In a 2013 interview with Eater, you pointed out how the industry has changed: from restaurant owners discouraging women from bartending to now seeking out female bartenders specifically. Are female bartenders still a hot commodity?
Yes, hugely. In fact, I think it's now too big of a thing. Female bartenders, male bartenders—it doesn't matter. It's really about the craft and the hospitality. Too much emphasis on "get to know these female bartenders" almost has the opposite effect. It makes us seem like a small group.
What do you think caused the shift in demand?
The entire industry has changed. Ten or 15 years ago, no one cared if you shook or stirred a Manhattan. There's so much more content and culture around bartending now. So the change as been organic, as more people are paying attention and caring.
Speaking of the changing industry, what do you make of the word mixologist?
There's kind of a pretension that attaches itself to the word, but it helps some people understand what you do. So if the word clarifies anyone's confusion, then I don't mind it. Also, it helps public perception of the job. To the general public, a 'bartender' is someone who pours a Jack and Coke, whereas a 'mixologist' is putting more thought into it and creating something. But I think most mixologists I know would rather be called a bartender, and I'm probably with them. I wouldn't put the title on my resume.
Sounds like your successor, Tim Hagney, has some big shoes to fill.
Tim has been working closely with me for two years and he's great. He's already put cocktails on the menu that people love. I have so much faith in his creativity and hospitality and who he is as a person. The bar is in good hands.

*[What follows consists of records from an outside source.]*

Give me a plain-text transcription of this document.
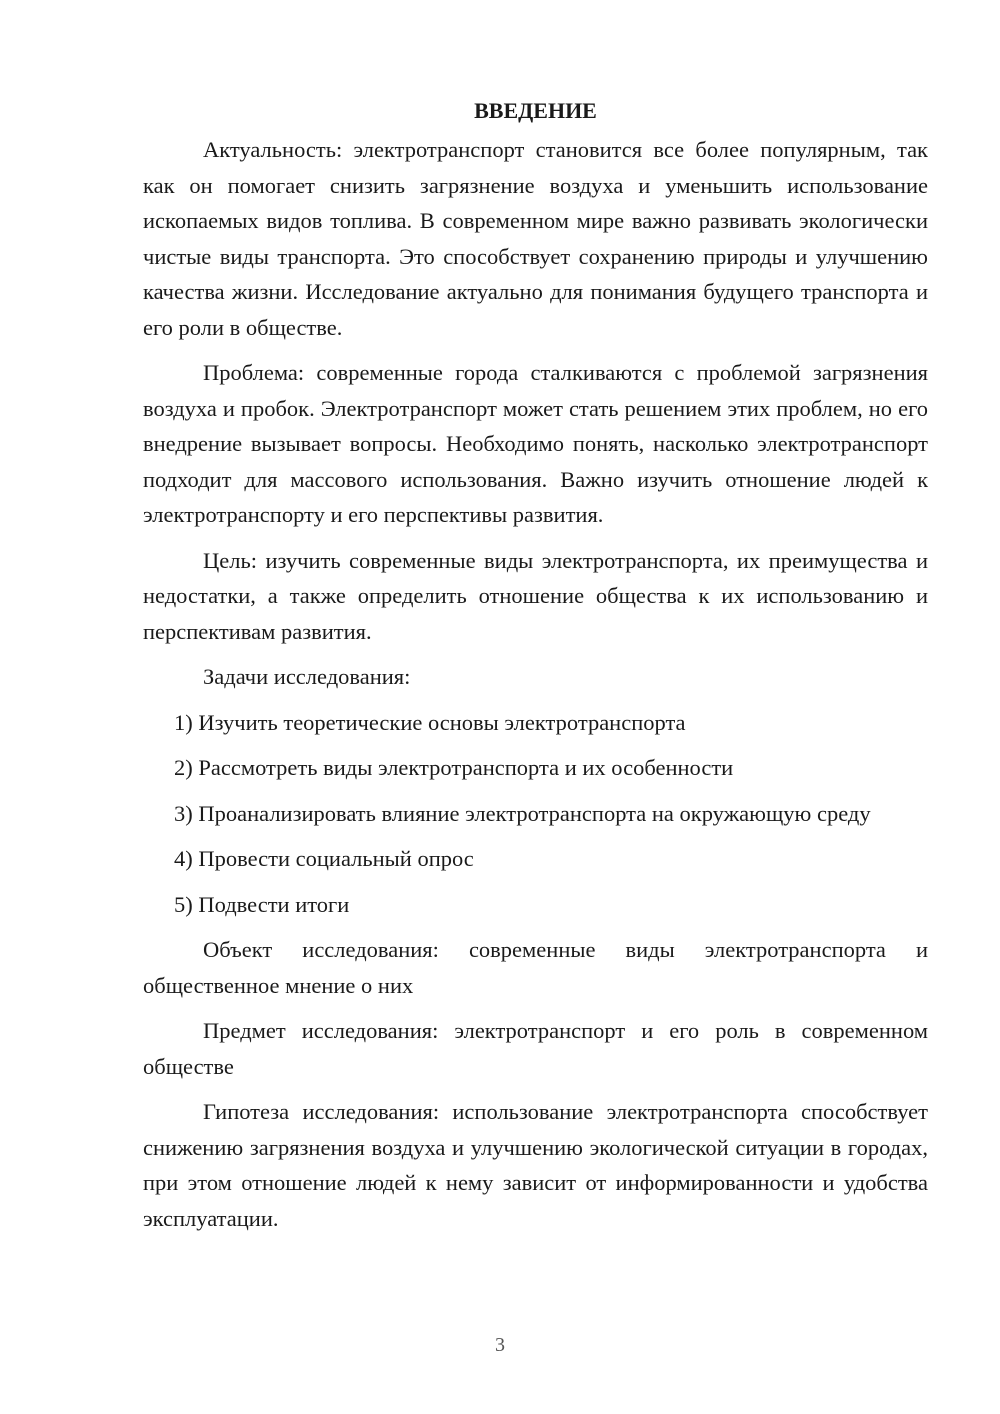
ВВЕДЕНИЕ

Актуальность: электротранспорт становится все более популярным, так как он помогает снизить загрязнение воздуха и уменьшить использование ископаемых видов топлива. В современном мире важно развивать экологически чистые виды транспорта. Это способствует сохранению природы и улучшению качества жизни. Исследование актуально для понимания будущего транспорта и его роли в обществе.

Проблема: современные города сталкиваются с проблемой загрязнения воздуха и пробок. Электротранспорт может стать решением этих проблем, но его внедрение вызывает вопросы. Необходимо понять, насколько электротранспорт подходит для массового использования. Важно изучить отношение людей к электротранспорту и его перспективы развития.

Цель: изучить современные виды электротранспорта, их преимущества и недостатки, а также определить отношение общества к их использованию и перспективам развития.

Задачи исследования:

1) Изучить теоретические основы электротранспорта

2) Рассмотреть виды электротранспорта и их особенности

3) Проанализировать влияние электротранспорта на окружающую среду

4) Провести социальный опрос

5) Подвести итоги

Объект исследования: современные виды электротранспорта и общественное мнение о них

Предмет исследования: электротранспорт и его роль в современном обществе

Гипотеза исследования: использование электротранспорта способствует снижению загрязнения воздуха и улучшению экологической ситуации в городах, при этом отношение людей к нему зависит от информированности и удобства эксплуатации.

3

What are you looking forward to in the next chapter of your life?
I love that I don't know. I've always had another job lined up when I quit one, so this is the first time that I don't know what I'm going to do next. I'm excited to see what comes.
What will you miss about SF and Maven?
I'll miss the proximity of everything in SF. I feel very lucky to be in this neighborhood. I always work at the well close to the window, and every shift I stand there for hours, occasionally waving at passersby. A lot of people knock on the window to say hi—I love that. I love that I work in a neighborhood where people say hi to each other. I don't think that happens much anymore. I'll miss that, and I don't know that I'll ever find that again. It's been really special. This has been the best job I've ever had. As excited as I am to move on, my heart is broken too.
Kate Bolton's last night at Maven is this Thursday, October 29.